Como na final da Copa de 70, na morte de Lennon e no choque na Tamburello, vou lembrar para sempre de onde estava na última terça-feira.
"Você não está falando sério?", foi a única frase que consegui balbuciar antes de deixar meus joelhos cederem e cair sentada sobre a cama diante da TV ligada na CNN na reprise da entrevista à rede ABC, que mostrava o presidente dos Estados Unidos dizendo abertamente ser a favor do casamento entre pessoas do mesmo sexo. Meus olhos encheram de água e eu não consegui mais emitir um pio (milagres existem) enquanto tentava absorver a enormidade do acontecimento.

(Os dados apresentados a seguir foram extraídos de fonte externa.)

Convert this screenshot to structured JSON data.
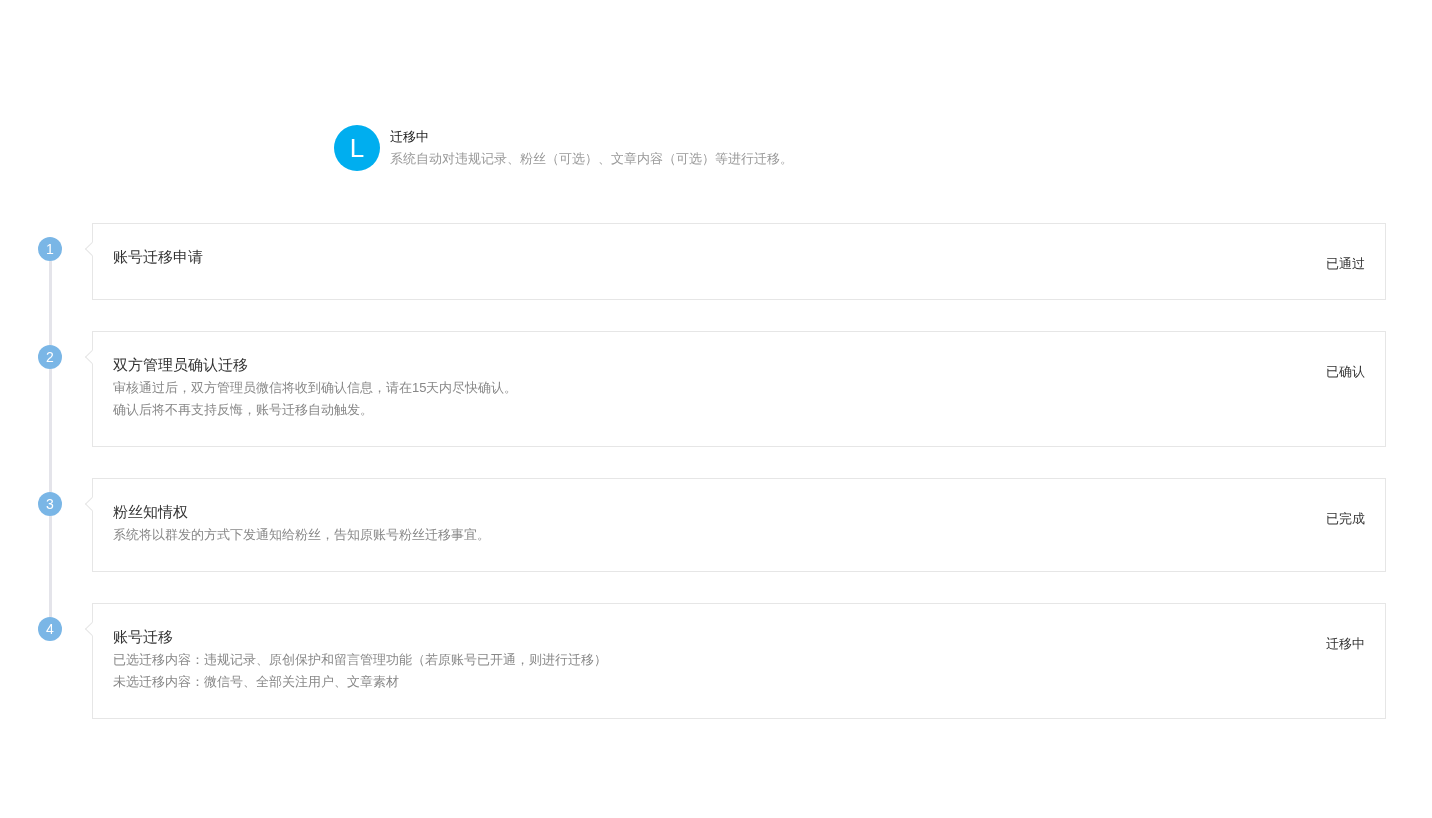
{
  "header": {
    "avatar_letter": "L",
    "title": "迁移中",
    "description": "系统自动对违规记录、粉丝（可选）、文章内容（可选）等进行迁移。"
  },
  "steps": [
    {
      "number": "1",
      "title": "账号迁移申请",
      "status": "已通过"
    },
    {
      "number": "2",
      "title": "双方管理员确认迁移",
      "lines": [
        "审核通过后，双方管理员微信将收到确认信息，请在15天内尽快确认。",
        "确认后将不再支持反悔，账号迁移自动触发。"
      ],
      "status": "已确认"
    },
    {
      "number": "3",
      "title": "粉丝知情权",
      "lines": [
        "系统将以群发的方式下发通知给粉丝，告知原账号粉丝迁移事宜。"
      ],
      "status": "已完成"
    },
    {
      "number": "4",
      "title": "账号迁移",
      "lines": [
        "已选迁移内容：违规记录、原创保护和留言管理功能（若原账号已开通，则进行迁移）",
        "未选迁移内容：微信号、全部关注用户、文章素材"
      ],
      "status": "迁移中"
    }
  ]
}
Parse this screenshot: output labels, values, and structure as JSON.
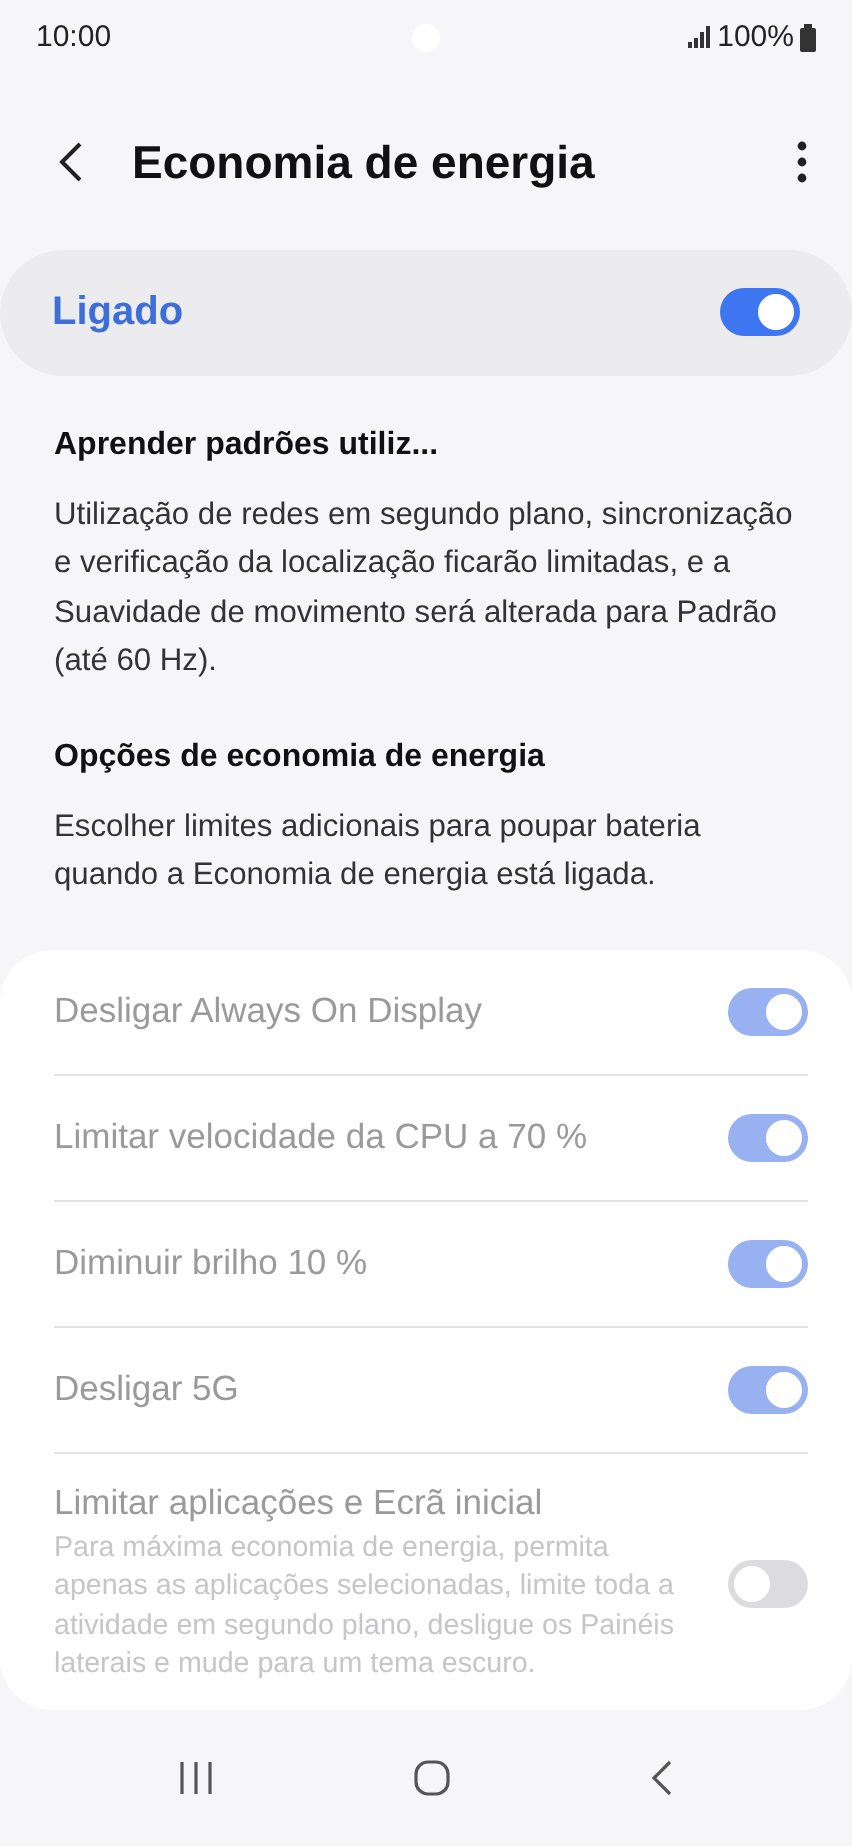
{
  "status_bar": {
    "time": "10:00",
    "battery": "100%"
  },
  "header": {
    "title": "Economia de energia"
  },
  "master": {
    "label": "Ligado",
    "on": true
  },
  "sections": [
    {
      "heading": "Aprender padrões utiliz...",
      "text": "Utilização de redes em segundo plano, sincronização e verificação da localização ficarão limitadas, e a Suavidade de movimento será alterada para Padrão (até 60 Hz)."
    },
    {
      "heading": "Opções de economia de energia",
      "text": "Escolher limites adicionais para poupar bateria quando a Economia de energia está ligada."
    }
  ],
  "options": [
    {
      "label": "Desligar Always On Display",
      "on": true,
      "disabled": true
    },
    {
      "label": "Limitar velocidade da CPU a 70 %",
      "on": true,
      "disabled": true
    },
    {
      "label": "Diminuir brilho 10 %",
      "on": true,
      "disabled": true
    },
    {
      "label": "Desligar 5G",
      "on": true,
      "disabled": true
    },
    {
      "label": "Limitar aplicações e Ecrã inicial",
      "description": "Para máxima economia de energia, permita apenas as aplicações selecionadas, limite toda a atividade em segundo plano, desligue os Painéis laterais e mude para um tema escuro.",
      "on": false,
      "disabled": true
    }
  ]
}
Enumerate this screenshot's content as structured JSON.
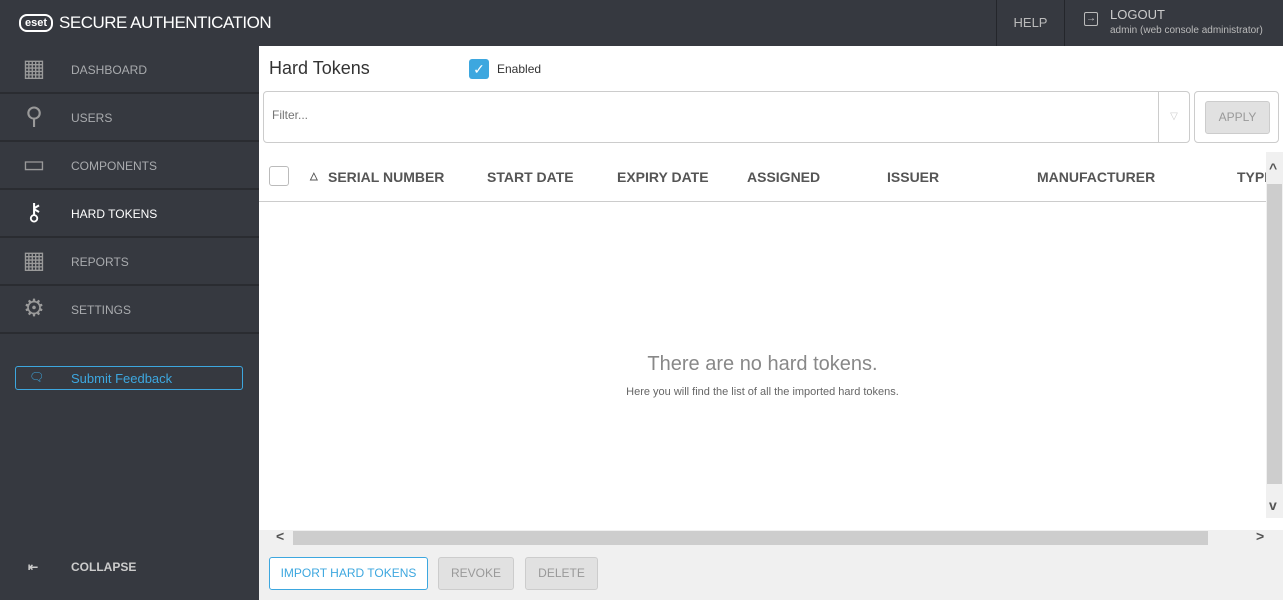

Mesmo para o país que se vangloria de exportar a liberdade como commodity, a gente não imaginaria uma declaração dessa monta da boca de um presidente. Nos últimos anos, os republicanos mais radicais tentaram apresentar leis que iam do direito de despedir gays por justa causa até expulsar filhos homossexuais de casa.
"Que coragem tem esse Obama!", pensei. A comentarista da CNN aventou a possibilidade de que o presidente estivesse tentando uma jogada eleitoreira.
Hmmm. Barack diz ter agido com base em princípios e não visando a eleição. Sua ficha corrida em relação aos gays parece comprovar o que diz. Apesar de ter esperado até esta semana para sair do armário (são quase quatro anos de mandato, mas, neste caso, parecem séculos), ele tem avançado as políticas em benefício dos homossexuais. Acabou com o "Don't ask, don't tell", a solução com desvio tipicamente clintoniano para lidar com a convivência entre gays e não gays nas casernas, assinou lei criminalizando a homofobia no país, concedeu direitos de visita a casais gays em hospitais, aboliu a proibição de portadores de HIV de viajar ao exterior, passou a reconhecer gays e casais gays nos dados do censo e expandiu a ajuda humanitária a gays nas ações internacionais.
Vamos ao que nos interessa. Todas as religiões têm de ser respeitadas, mas tanto nos EUA quanto no Brasil nós estamos falando de estados laicos. E, nos dias de hoje, o obscurantismo e a manipulação não colam mais nem mesmo nas ditaduras do Oriente Médio, que dirá em países onde há presidentes que personificam a superação do preconceito e do ódio.
De nossa Dilma, tão icônica quanto Obama, todos conhecem as convicções pessoais. E é por isso mesmo que nós não podemos mais aceitar que ela balance feito um joão-bobo em questões fundamentais como o aborto e os direitos dos homossexuais.
O prestígio atual e a história da presidente conferem a ela a obrigação moral de iniciar a conversa sobre esses temas cabeludos. Não dá para voltar atrás a cada cinco minutos ou calar porque ela não quer melindrar uma bancada à qual nem mesmo pertence. Ou será que a Dilma virou uma espécie de Pelé dos anos 70 e vai nos dizer que o país não está preparado para essa discussão? Nem o Pelé pensa mais esse tipo de coisa, ora bolas!
Quando será a hora certa então? Alô, dona Dilma! A senhora está esperando o quê?
Parece que no Brasil só existem dois assuntos: corrupção e economia. Economia e corrupção. E dane-se o resto. Daí chega a eleição e não sobrou tempo para mais nada.
Nos EUA, o presidente negro e idealista está fazendo os jovens gays andarem de cabeça erguida e os pais gays saírem à luz do dia. E a senhora, dona presidente mulher e ex-prisioneira política, vai começar a combater o preconceito quando?